Virtuosity 11.11

Where words become worlds…

The Purpose of Language

The true purpose of language is to convey meaning.  For the author, the struggle is how to embody their thoughts into words that clearly communicate what’s going on in their head.  For the reader, it is about being able to take an author’s thoughts, and extract the author’s intended meaning out of it.640px-Happy_Words

If your writing is not clear, then you haven’t done this.

Writing puts meaning into sentences by translating ideas into words.  A sentence becomes complex because it holds a complex idea, and the words are BRIMMING with essence and they should stretch to try and convey what it all means.

However, when a sentence becomes deliberately complex just to be complex, but holds little to no meaning, you lose the purpose of that sentence to begin with.  Good writers, and professional writers know that every word counts, and every word is put there to deliberately do or convey something.

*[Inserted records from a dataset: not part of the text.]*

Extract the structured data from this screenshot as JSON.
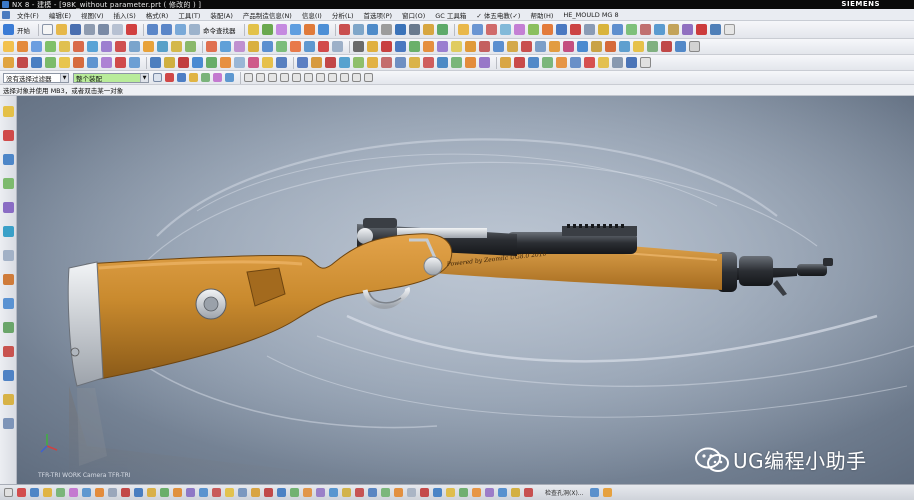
{
  "window": {
    "title": "NX 8 - 建模 - [98K_without parameter.prt  ( 修改的 ) ]",
    "brand": "SIEMENS"
  },
  "menu": {
    "items": [
      "文件(F)",
      "编辑(E)",
      "视图(V)",
      "插入(S)",
      "格式(R)",
      "工具(T)",
      "装配(A)",
      "产品制造信息(N)",
      "信息(I)",
      "分析(L)",
      "首选项(P)",
      "窗口(O)",
      "GC 工具箱",
      "✓ 体五电教(✓)",
      "帮助(H)",
      "HE_MOULD MG 8"
    ]
  },
  "toolbar1": {
    "start_label": "开始",
    "command_finder_label": "命令查找器"
  },
  "toolbar4": {
    "filter_value": "没有选择过滤器",
    "assembly_value": "整个装配"
  },
  "cue": {
    "text": "选择对象并使用 MB3，或者双击某一对象"
  },
  "viewport": {
    "engraving": "Powered by Zeomilc UG8.0 2016",
    "view_tag": "TFR-TRI WORK Camera TFR-TRI"
  },
  "watermark": {
    "text": "UG编程小助手"
  },
  "status": {
    "right_text": "检查孔洞(X)..."
  },
  "colors": {
    "stock_wood": "#c98a2e",
    "metal_dark": "#2b2e33",
    "viewport_bg": "#8896a8"
  }
}
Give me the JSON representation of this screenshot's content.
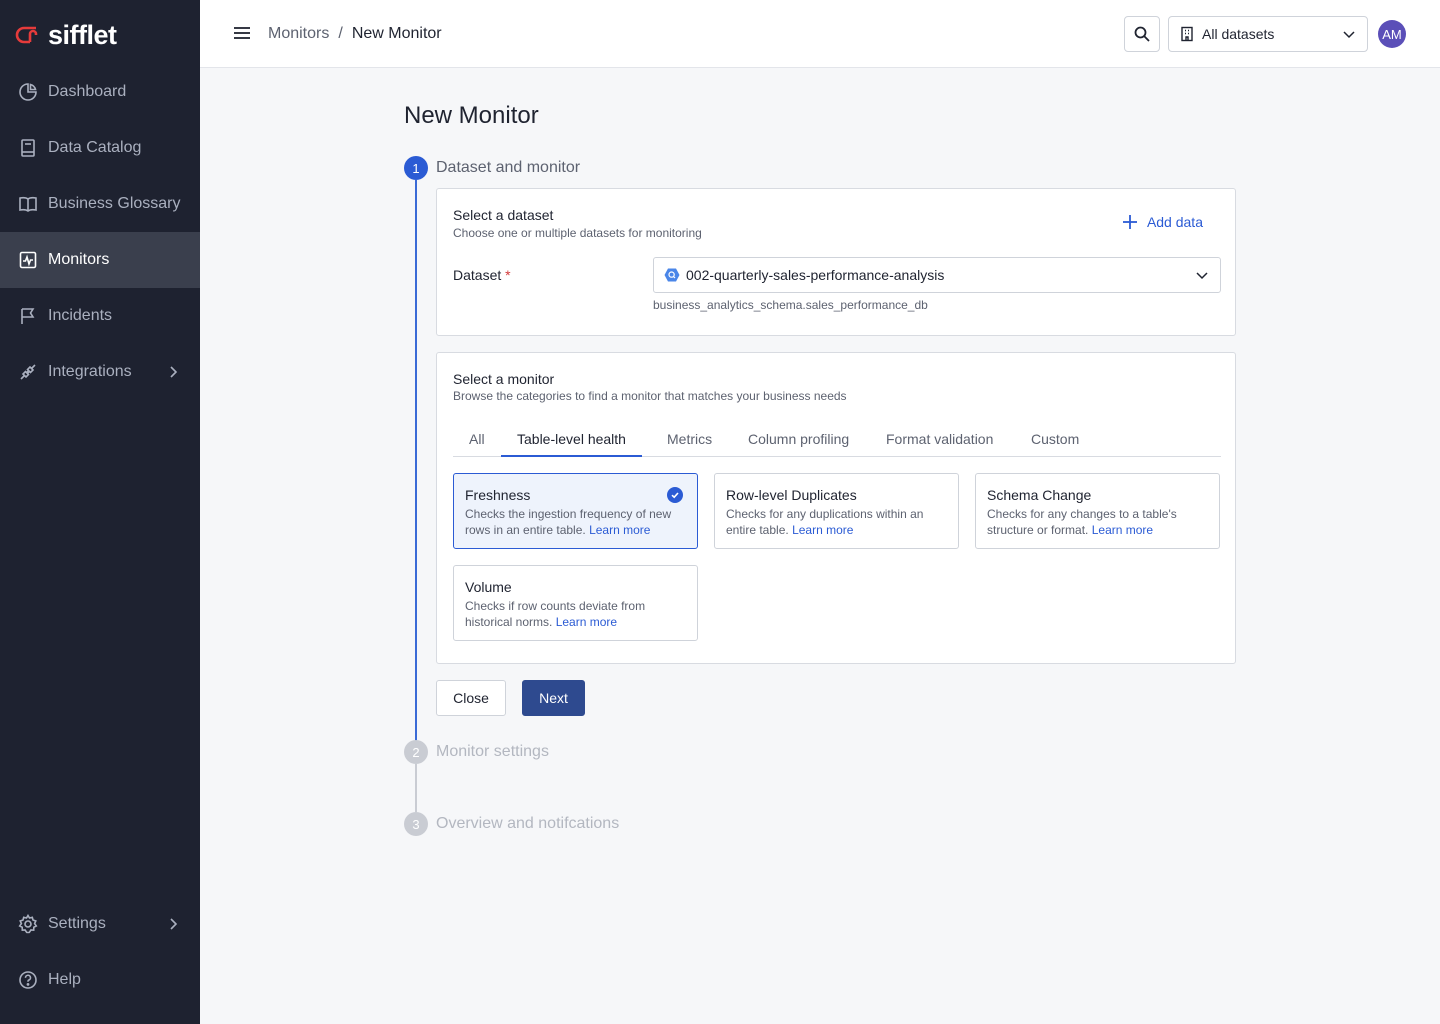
{
  "brand": {
    "name": "sifflet",
    "accent": "#e63b3b"
  },
  "sidebar": {
    "items": [
      {
        "label": "Dashboard",
        "icon": "dashboard-icon"
      },
      {
        "label": "Data Catalog",
        "icon": "book-icon"
      },
      {
        "label": "Business Glossary",
        "icon": "glossary-icon"
      },
      {
        "label": "Monitors",
        "icon": "monitor-icon",
        "active": true
      },
      {
        "label": "Incidents",
        "icon": "flag-icon"
      },
      {
        "label": "Integrations",
        "icon": "plug-icon"
      }
    ],
    "bottom": [
      {
        "label": "Settings",
        "icon": "gear-icon"
      },
      {
        "label": "Help",
        "icon": "help-icon"
      }
    ]
  },
  "header": {
    "breadcrumb": {
      "parent": "Monitors",
      "separator": "/",
      "current": "New Monitor"
    },
    "dataset_filter": "All datasets",
    "avatar_initials": "AM"
  },
  "page": {
    "title": "New Monitor"
  },
  "steps": [
    {
      "number": "1",
      "label": "Dataset and monitor",
      "state": "active"
    },
    {
      "number": "2",
      "label": "Monitor settings",
      "state": "pending"
    },
    {
      "number": "3",
      "label": "Overview and notifcations",
      "state": "pending"
    }
  ],
  "dataset_card": {
    "title": "Select a dataset",
    "subtitle": "Choose one or multiple datasets for monitoring",
    "add_data_label": "Add data",
    "field_label": "Dataset",
    "required_mark": "*",
    "selected_dataset": "002-quarterly-sales-performance-analysis",
    "dataset_path": "business_analytics_schema.sales_performance_db"
  },
  "monitor_card": {
    "title": "Select a monitor",
    "subtitle": "Browse the categories to find a monitor that matches your business needs",
    "tabs": [
      {
        "label": "All"
      },
      {
        "label": "Table-level health",
        "active": true
      },
      {
        "label": "Metrics"
      },
      {
        "label": "Column profiling"
      },
      {
        "label": "Format validation"
      },
      {
        "label": "Custom"
      }
    ],
    "monitors": [
      {
        "title": "Freshness",
        "desc": "Checks the ingestion frequency of new rows in an entire table.",
        "link": "Learn more",
        "selected": true
      },
      {
        "title": "Row-level Duplicates",
        "desc": "Checks for any duplications within an entire table.",
        "link": "Learn more"
      },
      {
        "title": "Schema Change",
        "desc": "Checks for any changes to a table's structure or format.",
        "link": "Learn more"
      },
      {
        "title": "Volume",
        "desc": "Checks if row counts deviate from historical norms.",
        "link": "Learn more"
      }
    ]
  },
  "actions": {
    "close_label": "Close",
    "next_label": "Next"
  }
}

For example, take a simple sentence like this:

She gripped his sleeve, and murmured, “Stop that.”

and compare it to this:

She gripped his sleeve, and screamed, “Stop that.”

versus

She gripped his sleeve, and hissed, “Stop that.”

Without context around it, one could build a scene simply around the word “murmered,” “screamed,” and “hissed.”  In the first sentence, it may denote a sense of intimacy.  In the second, a violent scene, where she tries to stop him from doing whatever, and in the last, maybe, a threat.  Incidentally, hissed and murmured are both synonyms for the word “whisper,” but as you can see, when they are used, they do NOT convey the same meaning!  My point being that synonyms cannot be substituted ad hoc into a sentence without altering its meaning in some way.

Word choice is important, because it can completely change the meaning of the sentence entirely.  As a writer, it is your responsibility to convey what you mean as clearly as possible.  Your readers will appreciate it!